As people become increasingly concerned about the environment and what we humans are doing to dirty it, a rising number of individuals are seeking for methods to live more sustainably. Grover, a startup that has built a business around enticing people to buy and eventually discard fewer consumer electronics such as phones, monitors, and electric scooters by offering them attractive subscriptions to use their stock of new or used gadgets instead, has announced a large round of funding to expand its business.

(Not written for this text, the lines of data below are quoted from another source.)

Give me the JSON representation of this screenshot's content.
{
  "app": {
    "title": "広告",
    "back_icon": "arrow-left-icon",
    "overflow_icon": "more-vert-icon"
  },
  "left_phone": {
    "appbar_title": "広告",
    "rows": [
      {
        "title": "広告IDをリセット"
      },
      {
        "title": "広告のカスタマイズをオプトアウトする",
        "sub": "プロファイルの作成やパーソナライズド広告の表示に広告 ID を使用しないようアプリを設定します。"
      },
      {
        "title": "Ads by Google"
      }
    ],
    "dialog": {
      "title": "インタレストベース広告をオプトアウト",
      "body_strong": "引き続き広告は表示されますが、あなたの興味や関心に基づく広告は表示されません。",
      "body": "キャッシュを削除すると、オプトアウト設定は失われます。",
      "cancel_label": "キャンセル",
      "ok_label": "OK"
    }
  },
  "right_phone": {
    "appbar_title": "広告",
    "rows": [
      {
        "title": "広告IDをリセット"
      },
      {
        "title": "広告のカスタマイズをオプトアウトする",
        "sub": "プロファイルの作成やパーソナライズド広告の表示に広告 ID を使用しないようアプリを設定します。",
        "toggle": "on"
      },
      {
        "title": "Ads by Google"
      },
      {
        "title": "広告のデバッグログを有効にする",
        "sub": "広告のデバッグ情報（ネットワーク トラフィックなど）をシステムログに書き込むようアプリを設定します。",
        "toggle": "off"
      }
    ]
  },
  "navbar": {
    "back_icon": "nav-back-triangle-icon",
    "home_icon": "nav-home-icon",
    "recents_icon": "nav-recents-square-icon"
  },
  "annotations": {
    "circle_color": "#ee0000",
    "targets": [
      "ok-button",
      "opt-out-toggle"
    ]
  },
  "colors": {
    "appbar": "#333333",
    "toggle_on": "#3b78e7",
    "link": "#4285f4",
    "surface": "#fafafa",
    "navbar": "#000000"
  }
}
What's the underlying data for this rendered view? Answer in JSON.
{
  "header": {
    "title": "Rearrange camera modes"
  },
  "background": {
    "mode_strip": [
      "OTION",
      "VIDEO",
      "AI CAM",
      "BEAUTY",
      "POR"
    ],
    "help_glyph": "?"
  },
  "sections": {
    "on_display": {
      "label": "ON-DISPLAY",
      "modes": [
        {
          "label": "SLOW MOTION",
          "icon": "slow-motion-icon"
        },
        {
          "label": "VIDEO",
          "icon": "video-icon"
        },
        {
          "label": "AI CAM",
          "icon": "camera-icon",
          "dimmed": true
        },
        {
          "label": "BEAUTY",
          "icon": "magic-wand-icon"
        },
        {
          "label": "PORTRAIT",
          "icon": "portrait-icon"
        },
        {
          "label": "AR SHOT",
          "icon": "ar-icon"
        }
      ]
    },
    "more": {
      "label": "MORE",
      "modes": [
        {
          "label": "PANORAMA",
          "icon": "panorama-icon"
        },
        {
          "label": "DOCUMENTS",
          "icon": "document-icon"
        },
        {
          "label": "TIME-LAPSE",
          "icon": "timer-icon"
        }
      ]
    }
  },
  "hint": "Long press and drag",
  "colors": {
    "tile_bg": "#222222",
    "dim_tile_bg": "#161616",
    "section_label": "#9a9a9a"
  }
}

The Berlin-based company has raised $330 million — $110 million in equity and $220 million in debt — which it plans to use to expand its device stock as it prepares for increased user growth; build out more tools and financial services to personalize the experience for individuals in order to encourage more business on its platform through schemes like loyalty programs; and drive deeper into big markets like the United States.
Co-Investor Partners, Korelya Capital, LG, Mirae Asset Group, and prior backers Viola Fintech, Assurant, and coparion are heading the equity component of the Series C, with previous backers Viola Fintech, Assurant, and coparion also participating. The debt is provided by Fasanara Capital. The debt-to-equity ratio is common for a firm growing a leasing business, and it’s the same strategy Grover used to fund $71 million for its Series B round a year ago. Grover is valued at over $1 billion, according to the corporation.
Grover has been steadily growing in recent years, with CEO and founder Michael Cassau claiming that in the last year, Grover doubled subscriptions and business across its footprint of Germany, Austria, the Netherlands, Spain, and, most recently, the United States, with half a million items in its catalog available for subscription, 2 million registered users, and 250,000 active customers (some are subscribing to use more than one gadget). This expansion has been fueled by a number of market dynamics.
The first is a push for more sustainability and a new appreciation for the so-called “circular economy” approach, which was sparked not only by heightened awareness of environmental issues but also by a shift toward mutual support during COVID-19, when many people were communicating (sometimes for the first time) with those living nearby, sharing resources to get through the pandemic’s difficulties. Those resources were sometimes used things that were passed on or sold inexpensively to others; for many individuals, it opened the door to a new way of thinking.
A second trend, a tightening in the global economy, which driven consumers to contemplate spending less on some discretionary things, has accelerated this collective shift. In an interview with TechCrunch, Cassau said, “We see ourselves as simplifying access to a chunk of your money.” And the idea of spreading out the cost of a good that has been used but is still in good condition appears to be more appealing now than it was previously.